Fig 1. Regression of obesity measures by lipidome, age, and sex.

Fig 1

(A) The NMAE (MAE divided by the range from the 5th to 95th percentile; S2 Fig) of different obesity measures based on Lasso regression of molar amount data. Only subjects were used, for which all obesity measures were available. (B) MAE of BFP comparing different regression algorithms on molar lipid amount data (S7 Table). (C) Lasso based NMAE of BFP comparing direct molar amounts (pmol) to molar amounts standardized to the total lipid amount within a sample (mol%).

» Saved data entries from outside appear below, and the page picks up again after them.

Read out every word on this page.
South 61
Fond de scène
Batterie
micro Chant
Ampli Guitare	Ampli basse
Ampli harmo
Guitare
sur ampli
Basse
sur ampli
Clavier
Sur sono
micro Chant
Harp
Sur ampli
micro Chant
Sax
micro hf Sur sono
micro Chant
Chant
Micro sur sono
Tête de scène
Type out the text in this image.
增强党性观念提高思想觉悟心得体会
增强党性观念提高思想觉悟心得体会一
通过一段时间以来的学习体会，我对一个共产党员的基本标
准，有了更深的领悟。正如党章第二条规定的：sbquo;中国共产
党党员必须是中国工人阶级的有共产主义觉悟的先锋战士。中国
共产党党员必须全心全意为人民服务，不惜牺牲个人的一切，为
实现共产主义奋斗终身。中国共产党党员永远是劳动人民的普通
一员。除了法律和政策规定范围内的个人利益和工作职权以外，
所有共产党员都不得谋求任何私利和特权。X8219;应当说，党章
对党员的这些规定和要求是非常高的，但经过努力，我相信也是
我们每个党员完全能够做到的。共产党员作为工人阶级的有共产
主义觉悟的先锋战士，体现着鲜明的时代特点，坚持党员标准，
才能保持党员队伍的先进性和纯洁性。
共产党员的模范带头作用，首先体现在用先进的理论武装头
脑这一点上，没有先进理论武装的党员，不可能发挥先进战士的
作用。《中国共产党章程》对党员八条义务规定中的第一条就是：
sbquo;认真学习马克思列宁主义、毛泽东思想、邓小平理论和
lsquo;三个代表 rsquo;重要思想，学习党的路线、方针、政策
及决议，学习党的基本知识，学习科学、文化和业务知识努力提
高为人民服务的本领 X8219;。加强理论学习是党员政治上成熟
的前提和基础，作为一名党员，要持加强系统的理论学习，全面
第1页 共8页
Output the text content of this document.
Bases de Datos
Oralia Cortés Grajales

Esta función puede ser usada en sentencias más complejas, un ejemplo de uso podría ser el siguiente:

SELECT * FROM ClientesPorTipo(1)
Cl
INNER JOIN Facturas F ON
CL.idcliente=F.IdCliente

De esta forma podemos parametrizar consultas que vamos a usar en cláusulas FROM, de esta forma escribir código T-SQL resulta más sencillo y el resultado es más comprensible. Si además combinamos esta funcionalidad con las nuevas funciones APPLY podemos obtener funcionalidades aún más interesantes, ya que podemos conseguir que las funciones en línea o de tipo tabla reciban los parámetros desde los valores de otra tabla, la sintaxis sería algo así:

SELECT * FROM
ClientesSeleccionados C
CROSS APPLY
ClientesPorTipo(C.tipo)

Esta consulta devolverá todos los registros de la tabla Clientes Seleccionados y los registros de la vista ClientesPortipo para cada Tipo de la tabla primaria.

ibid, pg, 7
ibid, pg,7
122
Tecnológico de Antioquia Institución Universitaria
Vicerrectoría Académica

A two-sided, unpaired Mann–Whitney U test resulted in a p-value of 0.99. (A–C) The summary statistics of a 5× repeated 10-fold cross validation of the FINRISK training data set (80% of the data set) are shown. (D) Quantile-quantile plot of the training residuals of the Lasso BFP model against a normal distribution. (E) Original BFP values (reference) in the FINRISK training, test, and the MDC-CC validation data set plotted against the prediction of Lasso regression based FINRISK training set. n signifies the number of samples in each set. (F) Histogram of fasting times of subjects in the FINRISK data set and scatter plot of the Lasso residuals against fasting time, including a linear model. The slope of the linear model had a p-value of 0.33. BFP, body fat percentage; BMI, body mass index; gbm, stochastic gradient boosting; lm, linear model; MAE, mean absolute error; MDC-CC, Malmö Diet and Cancer Cardiovascular Cohort; mol%, molar fraction; NMAE, normalized MAE; pls, partial least squares; pmol, picomol; rf, random forest; WC, waist circumference; WHR, waist-hip ratio.